Leitsätze
Schlüsselwörter
1 Verfahren - Klagefrist - Zwingendes Recht - Ausschlußwirkung - Entschuldbarer Irrtum - Begriff
(EGKS-Vertrag, Artikel 33)
2 Verfahren - Darlegungslast - Verpflichtung, nur konkrete und detaillierte Tatsachen geltend zu machen
Leitsätze
1 Die Frist für die Nichtigkeitsklage ist zwingenden Rechts und steht nicht zur Disposition der Parteien und des Gerichts, da sie zur Gewährleistung der Klarheit und Sicherheit der Rechtsverhältnisse und zur Vermeidung jeder Diskriminierung oder willkürlichen Behandlung in der Rechtspflege eingeführt wurde. Der Begriff des entschuldbaren Irrtums, der eine Ausnahme rechtfertigt, bezieht sich nur auf aussergewöhnliche Umstände, unter denen das fragliche Gemeinschaftsorgan ein Verhalten an den Tag gelegt hat, das für sich allein oder aber in ausschlaggebendem Maß geeignet ist, bei der betreffenden Partei eine verständliche Verwirrung hervorzurufen.

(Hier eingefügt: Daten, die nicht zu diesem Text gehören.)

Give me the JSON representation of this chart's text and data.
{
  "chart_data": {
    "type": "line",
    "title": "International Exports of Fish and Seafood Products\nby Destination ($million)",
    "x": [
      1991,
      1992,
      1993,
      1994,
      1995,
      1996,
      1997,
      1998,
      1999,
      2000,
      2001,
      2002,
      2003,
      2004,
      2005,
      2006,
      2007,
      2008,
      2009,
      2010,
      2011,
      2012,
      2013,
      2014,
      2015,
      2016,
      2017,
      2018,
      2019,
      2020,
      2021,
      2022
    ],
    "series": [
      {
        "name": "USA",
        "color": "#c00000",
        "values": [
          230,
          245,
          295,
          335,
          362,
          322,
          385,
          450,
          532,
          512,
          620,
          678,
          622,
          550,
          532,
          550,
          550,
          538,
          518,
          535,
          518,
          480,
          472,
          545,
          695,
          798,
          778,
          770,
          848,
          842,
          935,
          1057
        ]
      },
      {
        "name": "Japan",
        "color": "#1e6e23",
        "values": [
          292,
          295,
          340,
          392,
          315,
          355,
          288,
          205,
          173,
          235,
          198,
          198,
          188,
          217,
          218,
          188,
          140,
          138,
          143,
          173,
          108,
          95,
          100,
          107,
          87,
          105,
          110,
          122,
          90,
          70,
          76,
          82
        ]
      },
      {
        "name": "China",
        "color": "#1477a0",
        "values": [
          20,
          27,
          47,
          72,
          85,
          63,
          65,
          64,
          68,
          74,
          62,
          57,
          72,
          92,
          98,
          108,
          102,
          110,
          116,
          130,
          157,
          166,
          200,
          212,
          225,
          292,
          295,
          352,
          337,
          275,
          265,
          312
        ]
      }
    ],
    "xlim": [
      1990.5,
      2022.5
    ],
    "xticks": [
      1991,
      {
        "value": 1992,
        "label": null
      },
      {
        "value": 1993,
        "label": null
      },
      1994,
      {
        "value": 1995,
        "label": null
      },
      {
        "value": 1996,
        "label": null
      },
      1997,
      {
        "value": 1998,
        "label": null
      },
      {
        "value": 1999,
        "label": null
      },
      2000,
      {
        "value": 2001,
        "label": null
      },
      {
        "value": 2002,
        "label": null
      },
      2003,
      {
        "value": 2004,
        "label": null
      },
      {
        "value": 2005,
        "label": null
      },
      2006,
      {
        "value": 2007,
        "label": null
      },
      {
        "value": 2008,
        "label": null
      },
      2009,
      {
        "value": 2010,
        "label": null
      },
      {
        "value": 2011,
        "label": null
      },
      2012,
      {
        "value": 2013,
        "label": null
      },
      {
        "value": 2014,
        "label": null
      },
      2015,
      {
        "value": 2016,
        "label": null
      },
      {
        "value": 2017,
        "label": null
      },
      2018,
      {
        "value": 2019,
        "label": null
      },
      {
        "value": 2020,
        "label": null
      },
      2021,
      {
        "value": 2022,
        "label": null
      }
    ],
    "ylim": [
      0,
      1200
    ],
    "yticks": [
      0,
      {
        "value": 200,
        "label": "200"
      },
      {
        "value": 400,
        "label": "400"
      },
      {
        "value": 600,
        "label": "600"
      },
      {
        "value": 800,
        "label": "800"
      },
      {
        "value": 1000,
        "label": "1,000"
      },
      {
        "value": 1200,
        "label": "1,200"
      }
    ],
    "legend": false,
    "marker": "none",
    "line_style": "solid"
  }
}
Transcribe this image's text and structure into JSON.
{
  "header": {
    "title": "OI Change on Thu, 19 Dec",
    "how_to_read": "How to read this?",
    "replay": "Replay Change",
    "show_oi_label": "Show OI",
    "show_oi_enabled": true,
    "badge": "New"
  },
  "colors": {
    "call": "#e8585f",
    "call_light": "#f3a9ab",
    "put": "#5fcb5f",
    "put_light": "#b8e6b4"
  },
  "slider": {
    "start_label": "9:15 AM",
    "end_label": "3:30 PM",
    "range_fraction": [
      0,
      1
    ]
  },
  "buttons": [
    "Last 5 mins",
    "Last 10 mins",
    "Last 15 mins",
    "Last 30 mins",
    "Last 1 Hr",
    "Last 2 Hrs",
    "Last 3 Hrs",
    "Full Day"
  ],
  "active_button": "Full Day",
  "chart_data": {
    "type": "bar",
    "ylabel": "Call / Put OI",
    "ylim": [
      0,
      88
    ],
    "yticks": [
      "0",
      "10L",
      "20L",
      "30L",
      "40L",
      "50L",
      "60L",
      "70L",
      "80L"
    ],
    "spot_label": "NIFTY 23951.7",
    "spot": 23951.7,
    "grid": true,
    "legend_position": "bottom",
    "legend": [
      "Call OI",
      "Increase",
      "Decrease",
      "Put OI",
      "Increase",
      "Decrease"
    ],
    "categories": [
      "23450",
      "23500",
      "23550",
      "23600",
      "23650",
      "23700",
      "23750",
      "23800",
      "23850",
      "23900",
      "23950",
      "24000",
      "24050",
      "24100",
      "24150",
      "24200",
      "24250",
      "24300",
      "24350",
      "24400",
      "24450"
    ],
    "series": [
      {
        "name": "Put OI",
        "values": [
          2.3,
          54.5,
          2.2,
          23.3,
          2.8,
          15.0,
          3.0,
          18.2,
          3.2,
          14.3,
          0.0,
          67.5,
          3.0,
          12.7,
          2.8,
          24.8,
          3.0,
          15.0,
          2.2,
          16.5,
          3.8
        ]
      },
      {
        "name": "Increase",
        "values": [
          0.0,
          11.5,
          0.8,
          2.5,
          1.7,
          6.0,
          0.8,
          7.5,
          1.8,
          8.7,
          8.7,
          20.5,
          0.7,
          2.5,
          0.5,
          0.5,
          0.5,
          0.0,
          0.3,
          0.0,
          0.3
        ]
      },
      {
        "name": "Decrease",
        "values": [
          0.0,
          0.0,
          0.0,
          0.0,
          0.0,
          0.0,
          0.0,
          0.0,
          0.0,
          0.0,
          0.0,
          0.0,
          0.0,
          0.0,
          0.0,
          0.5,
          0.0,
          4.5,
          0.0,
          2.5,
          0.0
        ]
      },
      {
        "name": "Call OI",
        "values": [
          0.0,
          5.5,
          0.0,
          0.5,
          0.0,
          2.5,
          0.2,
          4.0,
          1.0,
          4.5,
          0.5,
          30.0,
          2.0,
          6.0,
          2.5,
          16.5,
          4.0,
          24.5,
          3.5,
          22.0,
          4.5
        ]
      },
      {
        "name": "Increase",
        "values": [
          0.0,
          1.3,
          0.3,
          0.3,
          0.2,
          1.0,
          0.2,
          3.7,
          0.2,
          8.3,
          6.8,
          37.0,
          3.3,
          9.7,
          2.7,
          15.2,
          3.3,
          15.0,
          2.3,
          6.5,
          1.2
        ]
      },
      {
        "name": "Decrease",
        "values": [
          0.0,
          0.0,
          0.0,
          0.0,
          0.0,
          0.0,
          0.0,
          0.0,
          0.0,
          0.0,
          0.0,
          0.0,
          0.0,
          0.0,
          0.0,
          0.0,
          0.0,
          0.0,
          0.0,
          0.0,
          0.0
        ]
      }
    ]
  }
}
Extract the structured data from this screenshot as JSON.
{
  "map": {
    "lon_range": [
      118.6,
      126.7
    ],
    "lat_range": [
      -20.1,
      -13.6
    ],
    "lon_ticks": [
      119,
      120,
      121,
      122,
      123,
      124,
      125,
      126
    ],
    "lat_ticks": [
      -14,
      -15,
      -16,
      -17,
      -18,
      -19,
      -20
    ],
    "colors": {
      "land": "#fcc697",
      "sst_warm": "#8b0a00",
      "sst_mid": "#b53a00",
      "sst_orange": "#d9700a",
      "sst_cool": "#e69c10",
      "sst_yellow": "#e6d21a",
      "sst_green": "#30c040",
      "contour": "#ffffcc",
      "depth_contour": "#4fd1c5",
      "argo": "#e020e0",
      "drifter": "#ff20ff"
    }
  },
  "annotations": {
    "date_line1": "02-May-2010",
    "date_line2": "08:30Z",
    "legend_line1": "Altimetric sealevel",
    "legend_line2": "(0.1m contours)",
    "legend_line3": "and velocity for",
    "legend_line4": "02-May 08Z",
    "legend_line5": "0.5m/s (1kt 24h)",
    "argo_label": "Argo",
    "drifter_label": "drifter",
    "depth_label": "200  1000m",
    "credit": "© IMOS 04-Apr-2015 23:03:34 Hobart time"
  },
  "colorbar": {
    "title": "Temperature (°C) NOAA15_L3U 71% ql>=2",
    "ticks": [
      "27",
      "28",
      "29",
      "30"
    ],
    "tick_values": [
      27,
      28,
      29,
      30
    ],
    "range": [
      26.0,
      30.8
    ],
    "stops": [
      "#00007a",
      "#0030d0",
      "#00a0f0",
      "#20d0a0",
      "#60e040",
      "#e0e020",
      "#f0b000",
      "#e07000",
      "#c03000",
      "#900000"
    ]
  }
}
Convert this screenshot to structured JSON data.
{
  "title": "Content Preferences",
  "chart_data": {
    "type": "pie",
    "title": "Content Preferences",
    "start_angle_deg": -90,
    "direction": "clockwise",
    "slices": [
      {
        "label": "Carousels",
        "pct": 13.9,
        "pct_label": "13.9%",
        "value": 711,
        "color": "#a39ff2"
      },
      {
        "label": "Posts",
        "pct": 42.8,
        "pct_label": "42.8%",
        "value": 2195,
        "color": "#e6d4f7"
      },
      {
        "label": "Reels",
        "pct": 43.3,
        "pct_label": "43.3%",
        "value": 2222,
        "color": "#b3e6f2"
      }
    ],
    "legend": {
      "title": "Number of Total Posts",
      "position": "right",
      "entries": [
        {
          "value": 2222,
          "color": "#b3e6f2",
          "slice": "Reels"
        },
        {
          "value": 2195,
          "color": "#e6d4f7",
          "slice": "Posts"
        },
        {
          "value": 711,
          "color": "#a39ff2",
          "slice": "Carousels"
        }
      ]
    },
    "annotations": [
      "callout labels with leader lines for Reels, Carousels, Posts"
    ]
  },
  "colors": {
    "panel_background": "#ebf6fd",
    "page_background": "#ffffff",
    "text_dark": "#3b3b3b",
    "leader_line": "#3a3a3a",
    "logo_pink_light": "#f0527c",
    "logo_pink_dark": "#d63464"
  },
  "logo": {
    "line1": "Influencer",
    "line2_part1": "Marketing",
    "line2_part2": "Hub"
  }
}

2 Eine Partei kann zur Begründung ihrer Forderungen nur Tatsachen geltend machen, die hinreichend konkret und detailliert sind, damit das Gericht sie zumindest als glaubhaft ansehen kann und die Gegenpartei sie erfolgreich bestreiten und gegebenenfalls den Gegenbeweis erbringen kann. Diese Darlegungslast, die sich auf nur den Klägern zugängliche Tatsachen bezieht, verhindert, daß das Gericht über rein theoretische oder nur den Bedürfnissen des Rechtsstreits angepasste Umstände entscheidet.